News
11 March 2022

For city planners, Climate Intelligence is the first step towards resilience

Cervest

By Cervest

For city planners, Climate Intelligence is the first step towards resilience

Cities have a crucial role to play in our world’s response to climate change. According to UN Habitat, urban centers account for more than 60% of global greenhouse gas emissions, despite occupying less than 2% of the Earth’s surface. In an effort to reduce their contribution to global warming, local governments have been working hard to curb emissions, often through innovative approaches like promoting electric vehicle uptake and transitioning to sustainable architecture

However, while reducing greenhouse gas emissions is essential to long-term climate stability, it won’t be enough to avoid extreme weather and slow-onset risks locked in by decades of historic emissions. To protect residents, maintain vital services and safeguard critical infrastructure, urban planners must focus on making cities climate resilient. Doing this will require planners to incorporate the latest data-driven insights made possible by Climate Intelligence (CI).

Find out more about integrating Climate Intelligence into your city planning with Cervest's free ebook

The climatic hazards facing cities

Climate change is creating a number of physical risks for cities and their growing number of inhabitants. As global temperatures rise, cities will become increasingly susceptible to the urban heat island effect, which is where artificial, heat-absorbent materials like concrete make cities significantly hotter than the surrounding countryside. With extreme heat comes the heightened risk of medical issues, including heat stroke and respiratory difficulties. Heat can also inflict damage to buildings and key assets by causing metal to rust faster and materials like tarmac to expand beyond designed limits. By 2100, it’s estimated that climate change and urban heat will cost cities an average of 5.6% of their GDP.

As the planet continues to warm, rising sea levels and more severe storms will increase flooding across the world. This is particularly problematic for cities, which are already prone to surface flooding due to their higher concentration of paved surfaces and interference with natural drainage routes. Without intervention, areas home to 300 million people will “fall below the elevation of an average annual coastal flood” by 2050. By 2100, land home to 200 million “could sit permanently below the high tide line.”

Other forms of climate volatility can create crippling problems for cities. Water supplies are increasingly precarious: in 2018, Cape Town nearly ran dry. At the height of the crisis, the South African capital was just 90 days away from “turning off the taps.” Shocks like storms can knock out electricity supplies, while stresses like volatile temperatures render energy grids unable to cope with additional heating and cooling needs. According to C40, the interconnected nature of cities means that failure in one part of the system caused by a climatic event “can affect another part, multiplying the damage”. 

Making cities climate resilient

To tackle these and other challenges due to climate change, urban planners must focus on making cities climate resilient through adaptation. According to the latest IPCC report, adaptation is effective at reducing vulnerability and climate-related risk, however the window of opportunity to “shift pathways towards more climate resilient development futures” is narrowing. City planners must act quickly to avoid adaptation limits.

Adaptation in cities can take various forms, depending on the specific hazards an urban area is facing. For example, planners responsible for cities vulnerable to extreme heat can deploy solar-reflective pavements to counter the urban heat island effect and plant trees to create shaded areas. Likewise, planners responsible for areas exposed to storm surges can build sea walls and invest in Nature-based solutions such as vegetation flood defenses that dissipate wave energy. These measures not only protect city residents, they also contribute to a number of the UN’s Sustainable Development Goals (SGDs).

While the exact route to resilience varies from city to city, UN Habitat says the process of adaptation begins in the same place, with “a climate change vulnerability assessment” that includes present and potential risks “to people, community assets and community functions.” To be decision-useful, such assessments must map risk at the asset level and account for various time horizons and multiple emissions scenarios, such as Paris-aligned and 2040 emissions peak. 

Without this insight, city planners run the risk of maladaptation, where poorly-laid adaptation plans backfire, incurring greater socioeconomic damage to cities.

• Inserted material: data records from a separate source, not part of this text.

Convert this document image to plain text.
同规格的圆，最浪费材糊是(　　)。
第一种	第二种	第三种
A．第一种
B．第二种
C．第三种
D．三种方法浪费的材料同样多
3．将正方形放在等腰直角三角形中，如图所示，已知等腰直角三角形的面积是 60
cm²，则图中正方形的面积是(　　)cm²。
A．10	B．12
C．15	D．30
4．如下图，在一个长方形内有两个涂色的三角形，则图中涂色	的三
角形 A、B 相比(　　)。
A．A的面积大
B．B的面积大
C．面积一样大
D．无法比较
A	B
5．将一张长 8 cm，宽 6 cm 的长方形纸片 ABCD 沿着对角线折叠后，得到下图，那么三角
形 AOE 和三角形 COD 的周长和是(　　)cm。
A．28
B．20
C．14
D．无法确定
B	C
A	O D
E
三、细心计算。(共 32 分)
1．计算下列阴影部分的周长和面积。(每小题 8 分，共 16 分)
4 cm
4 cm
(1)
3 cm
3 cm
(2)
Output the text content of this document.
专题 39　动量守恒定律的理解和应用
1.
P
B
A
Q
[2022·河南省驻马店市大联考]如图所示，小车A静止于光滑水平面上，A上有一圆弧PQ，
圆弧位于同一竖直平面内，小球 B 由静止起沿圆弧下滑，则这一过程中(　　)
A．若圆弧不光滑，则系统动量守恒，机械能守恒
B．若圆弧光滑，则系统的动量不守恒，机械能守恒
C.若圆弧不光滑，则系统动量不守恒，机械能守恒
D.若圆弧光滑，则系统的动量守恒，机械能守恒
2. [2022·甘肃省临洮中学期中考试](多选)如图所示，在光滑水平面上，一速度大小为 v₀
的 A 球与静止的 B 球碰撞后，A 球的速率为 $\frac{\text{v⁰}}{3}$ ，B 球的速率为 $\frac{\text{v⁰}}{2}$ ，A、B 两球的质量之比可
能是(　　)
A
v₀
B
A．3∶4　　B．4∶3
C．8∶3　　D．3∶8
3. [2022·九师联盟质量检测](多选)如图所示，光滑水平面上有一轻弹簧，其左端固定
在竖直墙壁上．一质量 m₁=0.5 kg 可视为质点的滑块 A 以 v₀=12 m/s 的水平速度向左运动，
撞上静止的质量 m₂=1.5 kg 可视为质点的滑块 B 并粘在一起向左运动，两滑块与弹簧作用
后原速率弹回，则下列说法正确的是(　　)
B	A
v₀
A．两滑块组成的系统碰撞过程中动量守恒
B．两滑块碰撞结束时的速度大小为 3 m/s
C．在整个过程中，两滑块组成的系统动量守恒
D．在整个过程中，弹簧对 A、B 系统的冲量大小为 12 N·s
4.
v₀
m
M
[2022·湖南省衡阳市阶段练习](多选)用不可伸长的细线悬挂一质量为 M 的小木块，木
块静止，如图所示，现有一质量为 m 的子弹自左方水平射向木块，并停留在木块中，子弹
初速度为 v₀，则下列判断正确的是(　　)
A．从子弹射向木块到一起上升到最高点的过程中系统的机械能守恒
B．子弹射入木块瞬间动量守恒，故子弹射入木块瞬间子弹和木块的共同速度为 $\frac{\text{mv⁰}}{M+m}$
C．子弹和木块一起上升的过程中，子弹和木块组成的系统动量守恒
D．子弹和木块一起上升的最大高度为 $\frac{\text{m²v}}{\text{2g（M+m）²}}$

City planners can minimize maladaptation by incorporating data-driven insights into their adaptation planning and accounting for potentially adverse consequences of their actions. 

Bridging the knowledge gap with Climate Intelligence 

As many city planners know, performing an accurate vulnerability assessment has been historically difficult. Climate data is too complex to decipher in house, while third-party analyses are often expensive and too generalized to be truly actionable. This is changing, however, due to the emergence of a new capability analyst firm IDC recently labeled ‘Climate Intelligence’. 

Climate Intelligence, or CI, leverages peer-reviewed science and machine learning to enable city planners to conduct granular, asset-level analysis of climate risk. Equipped with these insights, planners can understand how climate change will impact assets and infrastructure across different climate scenarios and time scales, enabling them to prioritize adaptation for vulnerable assets, adjust development projects to compensate for emerging hazards, and plan proactive maintenance measures.